W MindSeize wcielamy się w detektywa M.C. Foxa. Można by rzec, że po motywie „amnezji” to istny klasyczek gatunku: detektyw stracił cały swój świat – córkę, z rąk tajemniczej organizacji. Tak oto Fox przemierza kosmiczne rubieże, by odzyskać to, co mu odebrano. W tym miejscu trzeba przyznać, że fabularnie to nie tylko nic nowego, ale wręcz wypada dość słabo. O ile sam motyw naszkicowany jest solidnie to jednak szybko okazuje się, że fabuła to bez mała wydmuszka. W grze występuje kilka postaci, które dosłownie przewijają się przed oczami. Nie czuć w tym wszystkim żadnej więzi, związku ani celu, oprócz tego nadrzędnego. Jakby ktoś budował fabułę, ale w międzyczasie zwyczajnie zrezygnował z jej wrzucenia. Jednak trzeba sobie postawić pytanie: czy po tego typu gry sięgamy właśnie dla fabuły?
Nostalgią malowany.
To, co od razu rzuca się w oczy, to klimat. Grając w MindSeize, wracają wspomnienia z czasów 16-bitowych klasyków – pikselowa grafika jest tu pełna detali, a każdy poziom ma swój unikalny charakter. Od zapomnianych stacji kosmicznych po dzikie planety pełne grozy – twórcy zadbali o różnorodność, zarówno wizualną, jak i mechaniczną.
Znaczniki? Trudno!
Dla fanów oldschoolowych wyzwań, to prawdziwy powiew świeżości w erze prowadzenia gracza za rękę. MindSeize pozbawione jest znaczników, strzałek i dyrektyw – znów mamy tutaj klasyk gatunku. Do pomocy mamy mapę, log i to tyle – grać i zwiedzać. Jak zawsze dla jednych może to być zaletą, dla innych wadą. Na pewno pod tym kątem to typowa metroidvania – aby przejść dalej, trzeba się cofnąć. Do tego MindSeize, spodziewanie jako klasyk gatunku, nie jest taki różowy (raczej kosmicznie mroczny). Pod kątem poziomu trudności gra jest dość nierównomiernie rozłożona, co potrafi irytować, zwłaszcza podczas starć z Bossami. Walki mają swój rytm, który nie jest może nie wiadomo jak trudny do opanowania, ale wymaga więcej skupienia. Dla mniej wprawionych lub szukających zwykłego eskapizmu, twórcy zapewnili ‘Easy mode’, który zdecydowanie upraszcza rozgrywkę.

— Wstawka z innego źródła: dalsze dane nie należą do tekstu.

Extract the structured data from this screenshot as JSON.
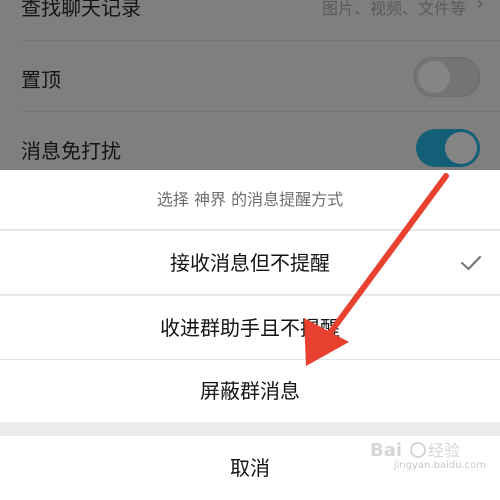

Będąc przy Bossach należy wspomnieć o systemie walki. Choć początkowo wydaje się on prosty, szybko pokazuje pazur. Kombinacja broni palnej i walki wręcz, a także rozwój umiejętności daje pewną satysfakcję w działaniu i rekompensuje powtarzanie sekwencji.
Jak no moje ucho…
Muzyka w MindSeize to kolejny element, który przywodzi na myśl klasyki gatunku. Dźwiękowe tło jest wyraźnie inspirowane grami retro, z prostymi, ale nastrojowymi melodiami, które świetnie oddają atmosferę opuszczonych stacji kosmicznych czy dzikich, obcych światów. Każdy utwór doskonale komponuje się z akcją na ekranie, a choć niektóre z nich mogą wydać się monotonne przy dłuższym graniu, to jednak mają swój urok.
Dźwięki otoczenia i efekty specjalne są dobrze wykonane, a wybuchy, strzały i odgłosy przeciwników brzmią dokładnie tak, jak powinny. Gra nie aspiruje do symfonicznej perfekcji, ale w ramach swojego stylu sprawdza się znakomicie.
Czy warto?
MindSeize to solidna propozycja dla fanów klasycznych metroidvanii. Choć gra nie unika pewnych problemów – takich jak nierówny poziom trudności czy momentami frustrujące platofmówkowe „hop-siup” – jej klimat, nostalgiczna grafika i w miarę satysfakcjonujący system walki sprawiają, że warto po nią sięgnąć, zwłaszcza jeśli szukacie czegoś, co przypomni Wam dawne czasy gier wideo. Dla nowicjuszy może być to wyzwanie, ale dla wyjadaczy gatunku – ciekawa, choć może nie rewolucyjna, przygoda w kosmicznych zakątkach wszechświata.